La fraîcheur comme moteur : Zoumana Diallo, le dernier élu
À peine arrivé, Puel a déjà imposé sa patte. Le 3 janvier dernier face à Strasbourg, il n’a pas hésité à offrir ses premières minutes en Ligue 1 à l’attaquant Zoumana Diallo (21 ans). Un choix fort, presque risqué en pleine opération redressement, mais qui résume sa philosophie : « Miser sur la réceptivité des jeunes pour dynamiser le groupe ».
Pour Puel, lancer un jeune n’est pas un pari, c’est une nécessité économique et sportive.

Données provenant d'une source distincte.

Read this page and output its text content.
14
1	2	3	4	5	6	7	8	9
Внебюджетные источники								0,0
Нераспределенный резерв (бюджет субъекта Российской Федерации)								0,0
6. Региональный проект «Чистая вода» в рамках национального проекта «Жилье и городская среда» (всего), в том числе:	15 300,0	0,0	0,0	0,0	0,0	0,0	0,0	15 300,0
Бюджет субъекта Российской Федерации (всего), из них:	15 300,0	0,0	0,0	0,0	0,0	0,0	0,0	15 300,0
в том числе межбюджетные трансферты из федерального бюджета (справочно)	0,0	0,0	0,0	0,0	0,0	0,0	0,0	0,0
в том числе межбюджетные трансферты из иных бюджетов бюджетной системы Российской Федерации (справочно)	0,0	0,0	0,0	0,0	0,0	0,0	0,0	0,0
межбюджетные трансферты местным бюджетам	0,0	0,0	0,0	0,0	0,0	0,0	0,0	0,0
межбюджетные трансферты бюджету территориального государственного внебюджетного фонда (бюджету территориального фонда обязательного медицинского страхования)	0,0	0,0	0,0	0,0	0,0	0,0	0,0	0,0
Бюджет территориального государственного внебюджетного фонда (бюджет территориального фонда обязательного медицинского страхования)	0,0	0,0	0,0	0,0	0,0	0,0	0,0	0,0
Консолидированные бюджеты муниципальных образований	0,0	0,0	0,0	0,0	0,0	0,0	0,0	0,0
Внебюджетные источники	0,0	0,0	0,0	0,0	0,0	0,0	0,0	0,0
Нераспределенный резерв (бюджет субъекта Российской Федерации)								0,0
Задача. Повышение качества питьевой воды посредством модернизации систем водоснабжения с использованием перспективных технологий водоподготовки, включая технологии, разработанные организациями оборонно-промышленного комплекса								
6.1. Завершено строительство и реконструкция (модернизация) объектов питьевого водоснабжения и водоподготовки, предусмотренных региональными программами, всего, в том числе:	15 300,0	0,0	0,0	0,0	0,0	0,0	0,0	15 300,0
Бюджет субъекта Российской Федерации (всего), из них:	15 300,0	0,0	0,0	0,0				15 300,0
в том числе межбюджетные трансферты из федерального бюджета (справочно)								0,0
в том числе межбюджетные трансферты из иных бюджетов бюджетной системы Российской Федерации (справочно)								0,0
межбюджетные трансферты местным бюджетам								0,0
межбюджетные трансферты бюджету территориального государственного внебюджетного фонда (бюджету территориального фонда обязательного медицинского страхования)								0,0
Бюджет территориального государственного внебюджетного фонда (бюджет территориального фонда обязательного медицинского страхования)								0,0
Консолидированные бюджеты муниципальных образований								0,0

Les « minots » apportent une insouciance et une énergie qui, paradoxalement, renforcent la cohésion des cadres.
De Eden Hazard à Yohan Cabaye : Un tableau de chasse légendaire
Si la méthode Puel fascine, c’est parce qu’elle a produit des monstres sacrés. La liste des joueurs ayant débuté sous ses ordres ressemble au « Hall of Fame » du football moderne :
- Eden Hazard (Lille) : Devenu une icône mondiale.
- Alexandre Lacazette (Lyon) : Lancé par Puel, devenu légende de l’OL.
- Yohan Cabaye (Lille) : L’un des meilleurs milieux de sa génération.
Mais Puel, c’est aussi la capacité à faire briller des profils moins « évidents » comme Lucas Gourna-Douath ou Antony Ranieri. Qu’ils deviennent des stars ou d’honnêtes joueurs de Ligue 1, tous sont passés par l’exigence du Castrais.
« Il vous met la pile au footing »
Quel est son secret ? Une discipline de fer et une forme physique qui force le respect. À 64 ans, Claude Puel est toujours capable de « mettre la pile au footing » à ses joueurs, crédibilisant son discours sur l’effort. Son approche repose sur un travail individuel poussé pour développer l’intelligence de jeu. Il accepte de perdre des points à court terme pour construire un joueur sur le long terme.
En février 2026, alors que le Gym enchaîne les bons résultats, l’histoire prouve une nouvelle fois que faire confiance à Claude Puel, c’est investir sur l’avenir. La jeunesse niçoise est entre de bonnes mains.